Is there a pythonic way to sample N consecutive elements from a list or numpy array

Question

Is there a pythonic way to select N consecutive elements from a list or numpy array.

So Suppose:

Choice = [1,2,3,4,5,6] 

I would like to create a new list of length N by randomly selecting element X in Choice along with the N-1 consecutive elements following choice.

So if:

X = 4 
N = 4

The resulting list would be:

Selection = [5,6,1,2] 

I think something similar to the following would work.

S = [] 
for i in range(X,X+N):
    S.append(Selection[i%6])    

But I was wondering if there is a python or numpy function that can select the elements at once that was more efficient.

Answer 1

Use itertools, specifically islice and cycle.

start = random.randint(0, len(Choice) - 1)
list(islice(cycle(Choice), start, start + n))

cycle(Choice) is an infinite sequence that repeats your original list, so that the slice start:start + n will wrap if necessary.

Answer 2

You could use a list comprehension, using modulo operations on the index to keep it in range of the list:

Choice = [1,2,3,4,5,6] 
X = 4 
N = 4
L = len(Choice)
Selection = [Choice[i % L] for i in range(X, X+N)]
print(Selection)

Output

[5, 6, 1, 2]

Note that if N is less than or equal to len(Choice), you can greatly simplify the code:

Choice = [1,2,3,4,5,6] 
X = 4 
N = 4
L = len(Choice)
Selection = Choice[X:X+N] if X+N <= L else Choice[X:] + Choice[:X+N-L]
print(Selection)

Answer 3

Since you are asking for the most efficient way I created a little benchmark to test the solutions proposed in this thread.

I rewrote your current solution as:

def op(choice, x):
    n = len(choice)
    selection = []
    for i in range(x, x + n):
        selection.append(choice[i % n])
    return selection

Where choice is the input list and x is the random index.

These are the results if choice contains 1_000_000 random numbers:

chepner: 0.10840400000000017 s
nick: 0.2066781999999998 s
op: 0.25887470000000024 s
fountainhead: 0.3679908000000003 s

Full code

import random
from itertools import cycle, islice
from time import perf_counter as pc
import numpy as np


def op(choice, x):
    n = len(choice)
    selection = []
    for i in range(x, x + n):
        selection.append(choice[i % n])
    return selection


def nick(choice, x):
    n = len(choice)
    return [choice[i % n] for i in range(x, x + n)]
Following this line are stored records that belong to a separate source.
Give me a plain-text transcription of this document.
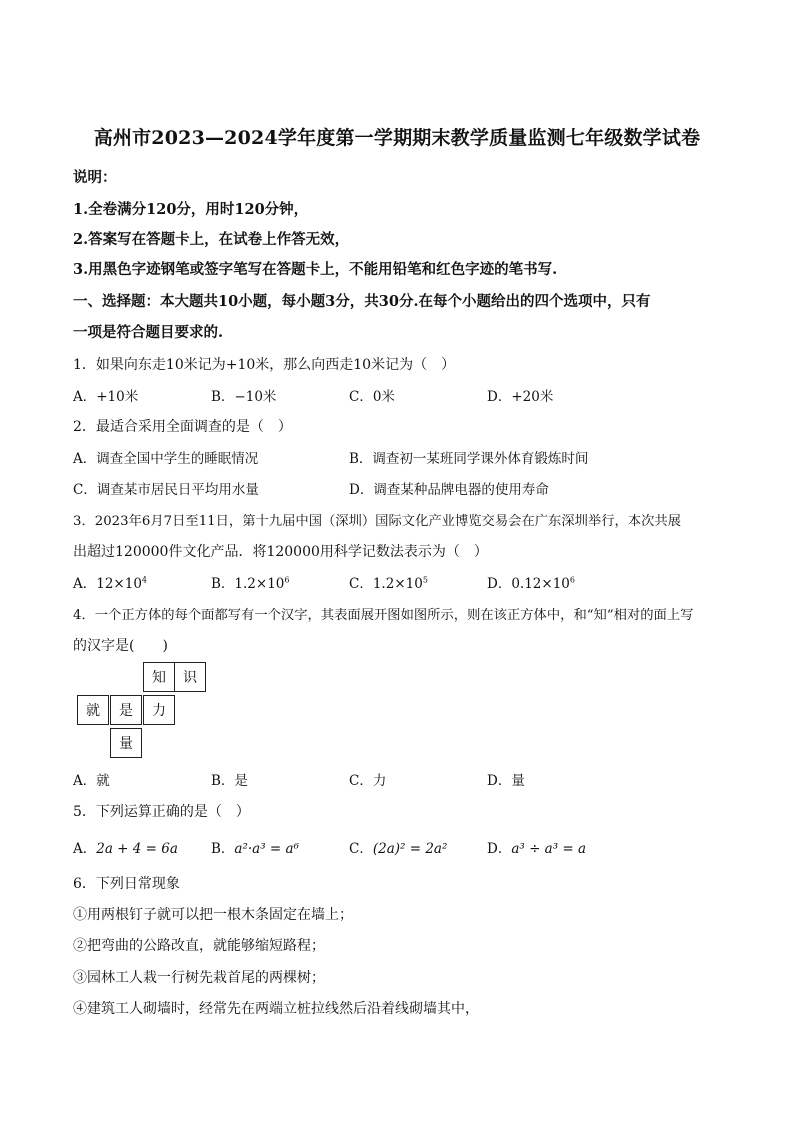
高州市2023—2024学年度第一学期期末教学质量监测七年级数学试卷
说明：
1.全卷满分120分，用时120分钟，
2.答案写在答题卡上，在试卷上作答无效，
3.用黑色字迹钢笔或签字笔写在答题卡上，不能用铅笔和红色字迹的笔书写.
一、选择题：本大题共10小题，每小题3分，共30分.在每个小题给出的四个选项中，只有
一项是符合题目要求的.
1．如果向东走10米记为+10米，那么向西走10米记为（　）
A．+10米	B．−10米	C．0米	D．+20米
2．最适合采用全面调查的是（　）
A．调查全国中学生的睡眠情况	B．调查初一某班同学课外体育锻炼时间
C．调查某市居民日平均用水量	D．调查某种品牌电器的使用寿命
3．2023年6月7日至11日，第十九届中国（深圳）国际文化产业博览交易会在广东深圳举行，本次共展
出超过120000件文化产品．将120000用科学记数法表示为（　）
A．$12\times 10^4$	B．$1.2\times 10^6$	C．$1.2\times 10^5$	D．$0.12\times 10^6$
4．一个正方体的每个面都写有一个汉字，其表面展开图如图所示，则在该正方体中，和“知”相对的面上写
的汉字是(　　)
知	识
就	是	力
量
A．就	B．是	C．力	D．量
5．下列运算正确的是（　）
A．2a + 4 = 6a B．a²·a³ = a⁶	C．(2a)² = 2a²	D．a³ ÷ a³ = a
6．下列日常现象
①用两根钉子就可以把一根木条固定在墙上；
②把弯曲的公路改直，就能够缩短路程；
③园林工人栽一行树先栽首尾的两棵树；
④建筑工人砌墙时，经常先在两端立桩拉线然后沿着线砌墙其中，
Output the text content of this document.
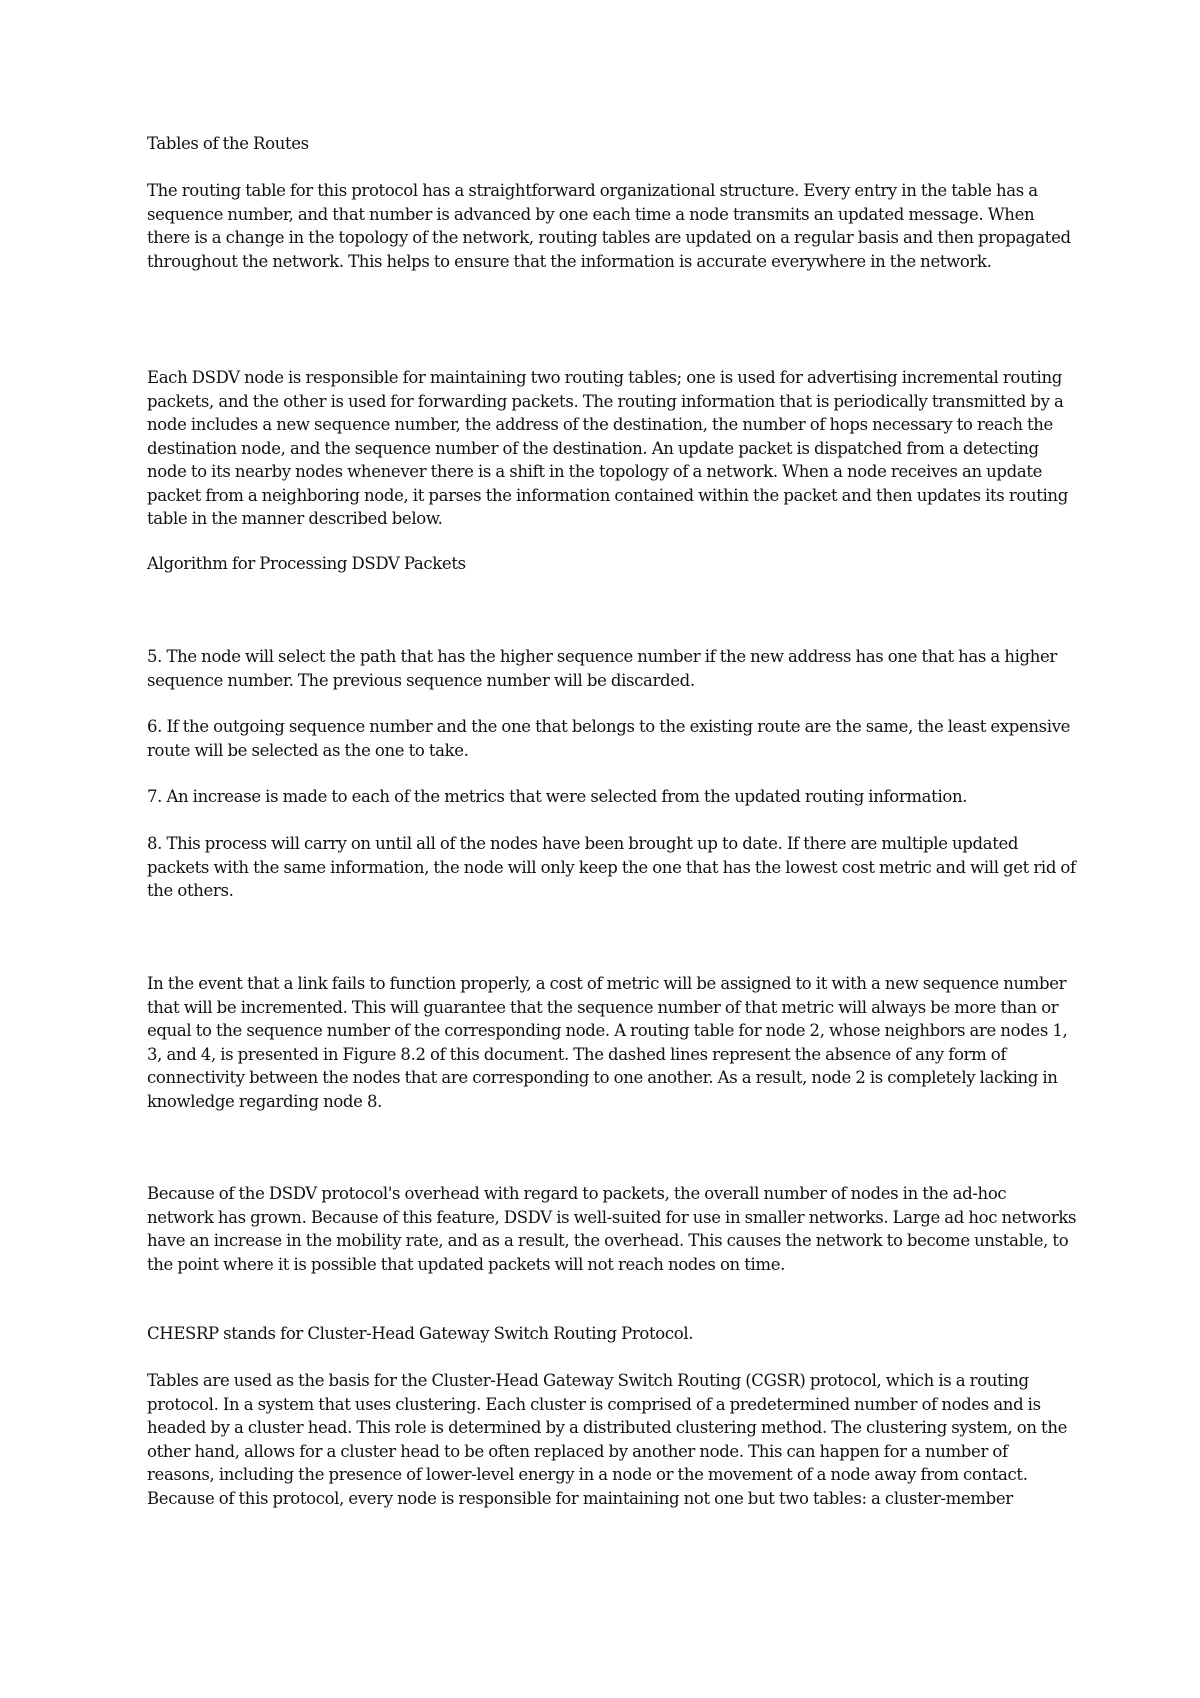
Tables of the Routes
The routing table for this protocol has a straightforward organizational structure. Every entry in the table has a sequence number, and that number is advanced by one each time a node transmits an updated message. When there is a change in the topology of the network, routing tables are updated on a regular basis and then propagated throughout the network. This helps to ensure that the information is accurate everywhere in the network.
Each DSDV node is responsible for maintaining two routing tables; one is used for advertising incremental routing packets, and the other is used for forwarding packets. The routing information that is periodically transmitted by a node includes a new sequence number, the address of the destination, the number of hops necessary to reach the destination node, and the sequence number of the destination. An update packet is dispatched from a detecting node to its nearby nodes whenever there is a shift in the topology of a network. When a node receives an update packet from a neighboring node, it parses the information contained within the packet and then updates its routing table in the manner described below.
Algorithm for Processing DSDV Packets
5. The node will select the path that has the higher sequence number if the new address has one that has a higher sequence number. The previous sequence number will be discarded.
6. If the outgoing sequence number and the one that belongs to the existing route are the same, the least expensive route will be selected as the one to take.
7. An increase is made to each of the metrics that were selected from the updated routing information.
8. This process will carry on until all of the nodes have been brought up to date. If there are multiple updated packets with the same information, the node will only keep the one that has the lowest cost metric and will get rid of the others.
In the event that a link fails to function properly, a cost of metric will be assigned to it with a new sequence number that will be incremented. This will guarantee that the sequence number of that metric will always be more than or equal to the sequence number of the corresponding node. A routing table for node 2, whose neighbors are nodes 1, 3, and 4, is presented in Figure 8.2 of this document. The dashed lines represent the absence of any form of connectivity between the nodes that are corresponding to one another. As a result, node 2 is completely lacking in knowledge regarding node 8.
Because of the DSDV protocol's overhead with regard to packets, the overall number of nodes in the ad-hoc network has grown. Because of this feature, DSDV is well-suited for use in smaller networks. Large ad hoc networks have an increase in the mobility rate, and as a result, the overhead. This causes the network to become unstable, to the point where it is possible that updated packets will not reach nodes on time.
CHESRP stands for Cluster-Head Gateway Switch Routing Protocol.
Tables are used as the basis for the Cluster-Head Gateway Switch Routing (CGSR) protocol, which is a routing protocol. In a system that uses clustering. Each cluster is comprised of a predetermined number of nodes and is headed by a cluster head. This role is determined by a distributed clustering method. The clustering system, on the other hand, allows for a cluster head to be often replaced by another node. This can happen for a number of reasons, including the presence of lower-level energy in a node or the movement of a node away from contact. Because of this protocol, every node is responsible for maintaining not one but two tables: a cluster-member
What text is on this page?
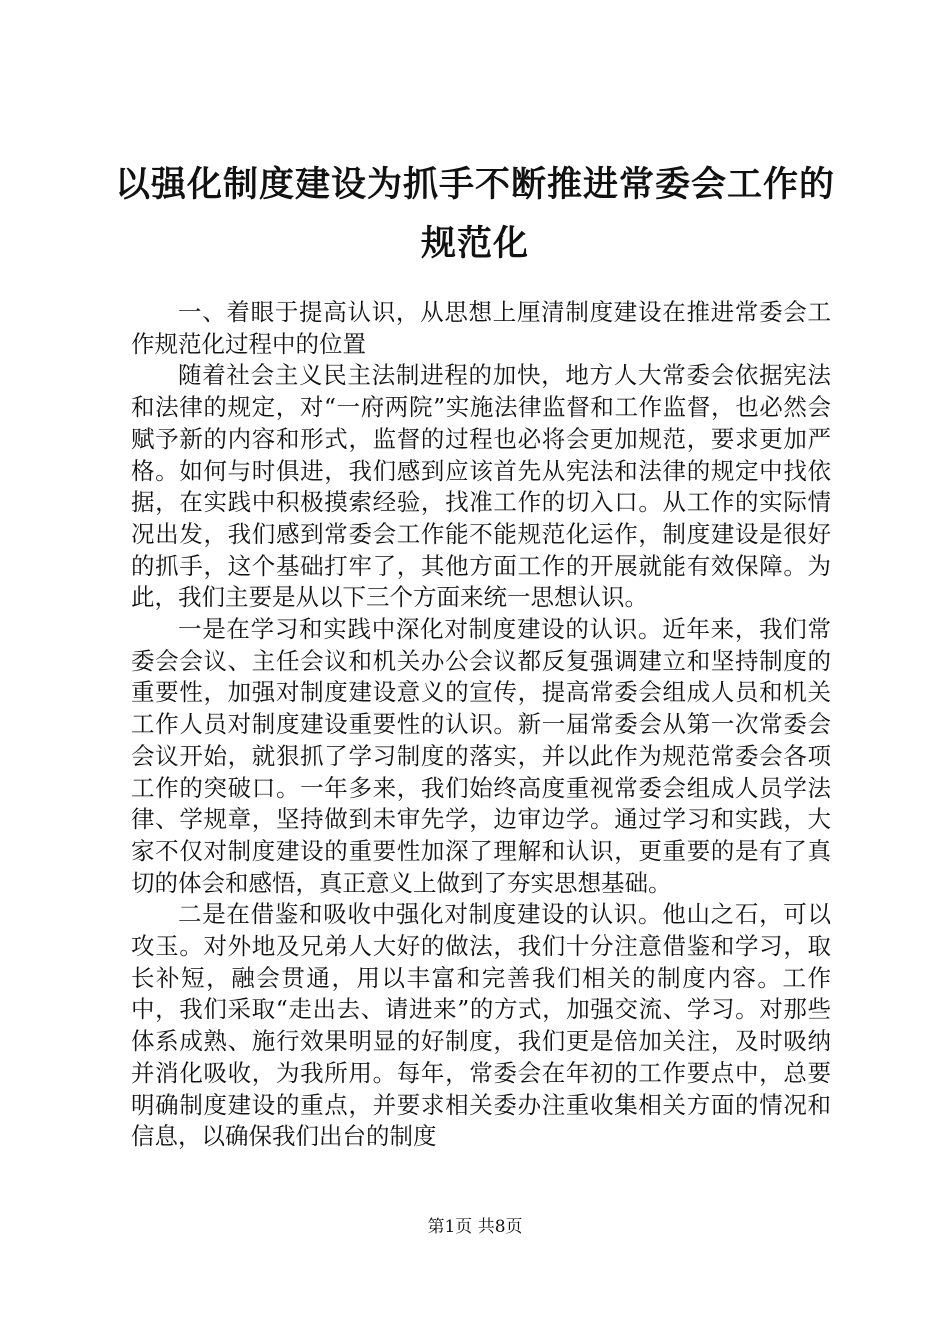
以强化制度建设为抓手不断推进常委会工作的规范化

一、着眼于提高认识，从思想上厘清制度建设在推进常委会工作规范化过程中的位置

随着社会主义民主法制进程的加快，地方人大常委会依据宪法和法律的规定，对“一府两院”实施法律监督和工作监督，也必然会赋予新的内容和形式，监督的过程也必将会更加规范，要求更加严格。如何与时俱进，我们感到应该首先从宪法和法律的规定中找依据，在实践中积极摸索经验，找准工作的切入口。从工作的实际情况出发，我们感到常委会工作能不能规范化运作，制度建设是很好的抓手，这个基础打牢了，其他方面工作的开展就能有效保障。为此，我们主要是从以下三个方面来统一思想认识。

一是在学习和实践中深化对制度建设的认识。近年来，我们常委会会议、主任会议和机关办公会议都反复强调建立和坚持制度的重要性，加强对制度建设意义的宣传，提高常委会组成人员和机关工作人员对制度建设重要性的认识。新一届常委会从第一次常委会会议开始，就狠抓了学习制度的落实，并以此作为规范常委会各项工作的突破口。一年多来，我们始终高度重视常委会组成人员学法律、学规章，坚持做到未审先学，边审边学。通过学习和实践，大家不仅对制度建设的重要性加深了理解和认识，更重要的是有了真切的体会和感悟，真正意义上做到了夯实思想基础。

二是在借鉴和吸收中强化对制度建设的认识。他山之石，可以攻玉。对外地及兄弟人大好的做法，我们十分注意借鉴和学习，取长补短，融会贯通，用以丰富和完善我们相关的制度内容。工作中，我们采取“走出去、请进来”的方式，加强交流、学习。对那些体系成熟、施行效果明显的好制度，我们更是倍加关注，及时吸纳并消化吸收，为我所用。每年，常委会在年初的工作要点中，总要明确制度建设的重点，并要求相关委办注重收集相关方面的情况和信息，以确保我们出台的制度

第1页 共8页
def fountainhead(choice, x):
    n = len(choice)
    return np.take(choice, range(x, x + n), mode='wrap')


def chepner(choice, x):
    n = len(choice)
    return list(islice(cycle(choice), x, x + n))


results = []
n = 1_000_000
choice = random.sample(range(n), n)
x = random.randint(0, n - 1)

# Correctness
assert op(choice, x) == nick(choice,x) == chepner(choice,x) == list(fountainhead(choice,x))

# Benchmark
for f in op, nick, chepner, fountainhead:
    t0 = pc()
    f(choice, x)
    t1 = pc()
    results.append((t1 - t0, f))

for t, f in sorted(results):
    print(f'{f.__name__}: {t} s')

Answer 4

If using a numpy array as the source, we could of course use numpy "fancy indexing".

So, if ChoiceArray is the numpy array equivalent of the list Choice, and if L is len(Choice) or len(ChoiceArray):

Selection = ChoiceArray [np.arange(X, N+X) % L]

Answer 5

Here's a numpy approach:

import numpy as np

Selection = np.take(Choice, range(X,N+X), mode='wrap')

Works even if Choice is a Python list rather than a numpy array.